Une fois les termes fixés, Luo Yao ordonna à Oncle Fu : « Faites-les entrer. »

Bientôt, les portes de la villa s'ouvrirent. Luo Yao et Lin Ran étaient assis sur le canapé du salon, observant la mère et le fils entrer.

Au moment où Qian Yinshang ouvrait la bouche — « Luo Yao, je... »

« Agenouillez-vous. Prosternez-vous. Excusez-vous. » L'ordre de Luo Yao ne comptait que six mots.

Les yeux de Lin Ran se portèrent sur Luo Yao.

( ?_? )

Son visage était une toile de confusion.

Qian Yinshang se figea une seconde, jeta un coup d'œil à son fils, puis s'agenouilla lentement.

Le visage de Park Gukchang se tordit de rage contenue, mais il n'osa pas résister.

Il n'avait pas osé parler dehors — maintenant, dans le domaine de Luo Yao, il était encore plus impuissant.

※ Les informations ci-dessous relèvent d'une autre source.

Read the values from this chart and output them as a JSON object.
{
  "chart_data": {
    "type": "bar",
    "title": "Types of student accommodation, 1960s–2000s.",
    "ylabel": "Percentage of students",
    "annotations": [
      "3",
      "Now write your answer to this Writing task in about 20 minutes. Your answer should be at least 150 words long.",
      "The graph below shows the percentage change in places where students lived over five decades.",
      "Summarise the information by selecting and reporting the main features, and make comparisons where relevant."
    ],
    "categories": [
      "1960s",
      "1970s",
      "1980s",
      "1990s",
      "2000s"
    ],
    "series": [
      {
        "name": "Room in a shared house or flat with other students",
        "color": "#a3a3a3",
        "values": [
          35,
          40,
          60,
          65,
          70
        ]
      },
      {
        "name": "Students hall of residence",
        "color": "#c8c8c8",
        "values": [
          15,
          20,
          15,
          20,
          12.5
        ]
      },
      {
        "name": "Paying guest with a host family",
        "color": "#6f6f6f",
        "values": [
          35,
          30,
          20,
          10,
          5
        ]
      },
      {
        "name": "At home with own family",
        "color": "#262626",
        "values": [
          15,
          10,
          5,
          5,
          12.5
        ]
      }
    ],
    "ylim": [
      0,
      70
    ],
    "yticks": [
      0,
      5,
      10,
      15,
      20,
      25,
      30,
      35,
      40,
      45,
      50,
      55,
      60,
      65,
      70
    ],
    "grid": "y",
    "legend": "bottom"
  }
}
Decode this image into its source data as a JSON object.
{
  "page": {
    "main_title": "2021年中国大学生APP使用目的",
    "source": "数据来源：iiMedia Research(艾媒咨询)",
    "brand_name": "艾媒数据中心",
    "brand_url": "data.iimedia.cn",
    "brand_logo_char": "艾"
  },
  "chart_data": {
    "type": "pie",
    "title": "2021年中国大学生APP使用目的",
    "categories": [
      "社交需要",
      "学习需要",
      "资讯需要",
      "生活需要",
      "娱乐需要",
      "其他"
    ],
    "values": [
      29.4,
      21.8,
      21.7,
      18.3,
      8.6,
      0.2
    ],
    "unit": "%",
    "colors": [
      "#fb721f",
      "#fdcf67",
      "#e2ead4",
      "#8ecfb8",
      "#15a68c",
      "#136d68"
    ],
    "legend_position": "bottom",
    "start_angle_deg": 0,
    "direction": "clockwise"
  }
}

Et tout le monde savait que Luo Yao était impitoyable. Il n'y avait rien que cette folle ne ferait pas.

S'il avait connu sa vraie identité la dernière fois, il ne l'aurait jamais provoquée.

Maudite soit cette putain de rumeur mondaine.

« Luo Yao, je m'excuse pour mon imprudence précédente et pour l'irrespect de mon fils envers vous. Je suis désolée. »

Luo Yao lança un regard à Lin Ran — sa signification était limpide.

J'ai gagné, non ?

Lin Ran ne put que pouffer et concéder sa défaite.

« Pourquoi êtes-vous venus ici ? » demanda-t-il.

Alors que Qian Yinshang commençait à se relever, la voix glaciale de Luo Yao trancha l'air.

« Restez à genoux. »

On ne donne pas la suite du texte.